Heart disease remains the most common cause of death in most countries. Mesenchymal stromal cells (MSCs) collected from either bone marrow or fat are considered one of the most promising therapeutic agents for regenerating damaged tissue because of their ability to proliferate in culture and differentiate into different cell types. Even more importantly they also have the ability to stimulate the growth of new blood vessels (angiogenesis).
In particular, fat is considered an ideal source for MSCs because it is largely dispensable and the stem cells are easily accessible in large amounts with a minimally invasive procedure. ADSCs have been used in several clinical trials looking at cell therapy for heart conditions, but most of the studies used stem cells from relatively healthy young donors rather than sick, older ones, which are the typical patients who suffer from heart disease.
“We knew that aging and disease itself may negatively affect MSC activities,” Dr. Dzhoyashvili said. “So the aim of our study was to investigate how patient age affects the properties of ADSCs, with special emphasis on their ability to stimulate angiogenesis.”
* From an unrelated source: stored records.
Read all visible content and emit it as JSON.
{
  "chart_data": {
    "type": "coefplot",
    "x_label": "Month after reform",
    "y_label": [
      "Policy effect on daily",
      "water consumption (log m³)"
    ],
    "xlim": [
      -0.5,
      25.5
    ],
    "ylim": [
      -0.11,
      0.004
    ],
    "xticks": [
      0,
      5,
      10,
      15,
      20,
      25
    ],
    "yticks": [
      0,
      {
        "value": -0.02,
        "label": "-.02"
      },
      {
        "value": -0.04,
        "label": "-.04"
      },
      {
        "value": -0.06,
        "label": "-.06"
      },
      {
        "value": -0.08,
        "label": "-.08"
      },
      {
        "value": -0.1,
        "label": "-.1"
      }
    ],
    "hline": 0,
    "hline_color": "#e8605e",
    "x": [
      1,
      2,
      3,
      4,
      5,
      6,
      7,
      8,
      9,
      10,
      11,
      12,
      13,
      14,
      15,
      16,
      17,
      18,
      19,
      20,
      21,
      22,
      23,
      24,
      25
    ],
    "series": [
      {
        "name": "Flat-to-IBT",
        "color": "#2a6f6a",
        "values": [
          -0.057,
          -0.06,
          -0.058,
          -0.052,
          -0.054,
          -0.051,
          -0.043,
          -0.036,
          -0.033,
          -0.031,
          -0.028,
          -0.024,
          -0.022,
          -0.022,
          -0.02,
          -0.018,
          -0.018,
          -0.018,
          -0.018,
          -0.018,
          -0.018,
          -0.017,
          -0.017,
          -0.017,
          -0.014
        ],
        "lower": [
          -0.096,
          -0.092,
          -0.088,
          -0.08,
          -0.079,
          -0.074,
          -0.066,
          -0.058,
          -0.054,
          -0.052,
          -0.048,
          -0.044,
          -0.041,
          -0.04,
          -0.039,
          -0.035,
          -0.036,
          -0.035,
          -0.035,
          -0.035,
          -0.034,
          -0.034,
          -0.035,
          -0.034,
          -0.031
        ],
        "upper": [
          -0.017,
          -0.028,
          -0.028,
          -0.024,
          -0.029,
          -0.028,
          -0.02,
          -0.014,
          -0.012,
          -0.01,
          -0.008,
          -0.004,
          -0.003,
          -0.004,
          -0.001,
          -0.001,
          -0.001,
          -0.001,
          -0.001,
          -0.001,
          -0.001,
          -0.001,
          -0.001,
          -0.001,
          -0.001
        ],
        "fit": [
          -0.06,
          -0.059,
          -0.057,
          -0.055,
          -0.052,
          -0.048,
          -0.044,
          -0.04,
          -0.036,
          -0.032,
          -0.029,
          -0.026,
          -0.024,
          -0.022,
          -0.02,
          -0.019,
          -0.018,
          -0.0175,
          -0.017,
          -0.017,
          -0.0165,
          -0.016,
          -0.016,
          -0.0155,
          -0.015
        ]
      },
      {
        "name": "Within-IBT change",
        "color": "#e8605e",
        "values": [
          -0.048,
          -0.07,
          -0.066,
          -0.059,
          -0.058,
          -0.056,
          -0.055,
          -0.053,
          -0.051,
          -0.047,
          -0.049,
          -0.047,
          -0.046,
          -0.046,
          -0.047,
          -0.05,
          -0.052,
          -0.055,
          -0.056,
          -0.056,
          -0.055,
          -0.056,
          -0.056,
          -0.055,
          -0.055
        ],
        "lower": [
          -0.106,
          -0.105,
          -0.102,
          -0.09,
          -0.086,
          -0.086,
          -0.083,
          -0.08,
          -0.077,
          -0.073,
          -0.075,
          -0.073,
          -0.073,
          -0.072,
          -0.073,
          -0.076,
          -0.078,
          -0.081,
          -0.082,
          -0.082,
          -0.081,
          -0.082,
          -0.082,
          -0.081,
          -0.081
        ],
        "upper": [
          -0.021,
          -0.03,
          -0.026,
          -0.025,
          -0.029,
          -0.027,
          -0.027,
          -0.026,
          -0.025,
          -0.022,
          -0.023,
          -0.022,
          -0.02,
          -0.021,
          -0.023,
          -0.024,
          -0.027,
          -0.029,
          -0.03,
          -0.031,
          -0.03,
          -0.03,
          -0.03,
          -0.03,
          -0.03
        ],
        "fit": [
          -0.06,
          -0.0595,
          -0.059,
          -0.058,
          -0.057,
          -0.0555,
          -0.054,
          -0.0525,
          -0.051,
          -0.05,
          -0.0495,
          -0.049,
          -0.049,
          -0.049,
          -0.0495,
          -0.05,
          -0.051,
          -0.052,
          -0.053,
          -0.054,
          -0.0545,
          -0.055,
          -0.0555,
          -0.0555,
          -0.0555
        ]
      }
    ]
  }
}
The Russian team analyzed age-associated changes in ADSCs collected from patients of different age groups, including some patients who suffered from coronary artery disease and some without. The results showed that ADSCs from the older patients in both groups showed some of the characteristics of aging, including shorter telomeres (the caps on the ends of chromosomes that protect them from deterioration), which confirms that ADSCs do age.
“We showed that ADSCs from older patients both with and without coronary artery disease produced significantly less amounts of angiogenesis-stimulating factors compared with the younger patients in the study and their angiogenic capabilities lessened,” Dr. Efimenko concluded. “The results provide new insight into molecular mechanisms underlying the age-related decline of stem cells’ therapeutic potential.”
“These findings are significant because the successful development of cell therapies depends on a thorough understanding of how age may affect the regenerative potential of autologous cells,” said Anthony Atala, M.D., director of the Wake Forest Institute for Regenerative Medicine, and editor of STEM CELLS Translational Medicine, where this research was published.